The Bitcoin protocol is designed to take 10 minutes to process each block. The Bitcoin network, which creates 1MB blocks every 10 minutes, can perform up to 7 transfers per second. In addition to the credit card technology that can make 2000 transfer in a second, this system is quite slow, especially due to the increase in demand for BTC transactions, transfers and transactions can be affected by intensity.
The transaction speed increases as the money given to the miner as an incentive for the block process increases. So if you want your transaction to happen quickly, you may need to keep the transaction fee high. The miner selects the transaction with the highest transaction fee among many transactions and processes the block beforehand. The waiting period may take minutes or hours depending on this.
The lightning network transfers coins like Bitcoin, Litecoin and Vertcoin to the miners without paying a fee.
How does LN work?
In this system based on the idea that all operations are recorded in the blockchain, a payment channel is opened on the blockchain. Through this channel, you can make as many transactions as you want between two accounts. On the payment channel, two people have private entry keys and they sign the transaction with these private keys for transaction approval. These private keys, created once for each transaction, are refreshed for each transaction. This payment can remain open for many weeks or years on channels. When you want to close it, the last transaction on the blockchain is carried out without the private key and it is recorded in the blockchain so it is published.

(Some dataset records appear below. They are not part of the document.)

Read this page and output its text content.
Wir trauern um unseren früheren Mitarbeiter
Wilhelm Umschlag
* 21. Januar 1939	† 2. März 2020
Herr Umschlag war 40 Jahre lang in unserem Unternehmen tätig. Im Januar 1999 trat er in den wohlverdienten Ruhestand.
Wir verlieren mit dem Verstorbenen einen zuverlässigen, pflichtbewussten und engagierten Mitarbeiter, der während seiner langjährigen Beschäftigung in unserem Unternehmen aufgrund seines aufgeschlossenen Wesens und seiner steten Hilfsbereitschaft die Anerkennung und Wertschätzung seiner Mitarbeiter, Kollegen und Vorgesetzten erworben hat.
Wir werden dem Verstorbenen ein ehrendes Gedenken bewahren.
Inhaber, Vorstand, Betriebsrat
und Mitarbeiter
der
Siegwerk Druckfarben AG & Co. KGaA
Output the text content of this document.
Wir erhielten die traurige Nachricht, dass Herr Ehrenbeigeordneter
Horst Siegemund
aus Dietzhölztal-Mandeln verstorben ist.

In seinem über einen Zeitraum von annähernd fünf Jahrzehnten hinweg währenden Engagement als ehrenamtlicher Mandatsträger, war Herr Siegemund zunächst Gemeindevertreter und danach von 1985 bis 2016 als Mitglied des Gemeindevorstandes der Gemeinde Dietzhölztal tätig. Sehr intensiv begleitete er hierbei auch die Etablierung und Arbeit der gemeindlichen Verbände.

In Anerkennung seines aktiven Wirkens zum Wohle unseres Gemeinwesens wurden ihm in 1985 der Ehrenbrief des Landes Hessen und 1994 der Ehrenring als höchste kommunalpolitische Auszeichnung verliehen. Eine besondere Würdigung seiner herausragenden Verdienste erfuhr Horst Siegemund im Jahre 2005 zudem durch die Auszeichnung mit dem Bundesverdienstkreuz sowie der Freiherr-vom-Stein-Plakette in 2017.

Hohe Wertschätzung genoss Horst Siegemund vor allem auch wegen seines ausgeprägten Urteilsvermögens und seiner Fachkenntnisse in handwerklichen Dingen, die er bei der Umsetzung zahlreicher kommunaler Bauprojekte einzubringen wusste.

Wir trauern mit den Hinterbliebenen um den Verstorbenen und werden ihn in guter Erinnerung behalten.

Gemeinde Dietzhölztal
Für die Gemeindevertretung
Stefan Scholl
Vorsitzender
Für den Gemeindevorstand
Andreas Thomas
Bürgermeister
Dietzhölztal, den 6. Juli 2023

In this system, which is also called bidirectional payment channel, both sides make payments and receive money but do not publish it in Blockchain. If one person (account) has 2 different payment channels, there is also a payment channel among non-affiliated persons. To give an example to explain, if there is a payment channel in between A and B, if there is a payment channel between persons B and C, person A may send a payment to person C through the person B.
The LN payment channel is actually like transferring money to the common pool by stating who owns the money in agreement. Closing a channel means you get the money that belongs to you at the pool. This record is recorded in the blockchain.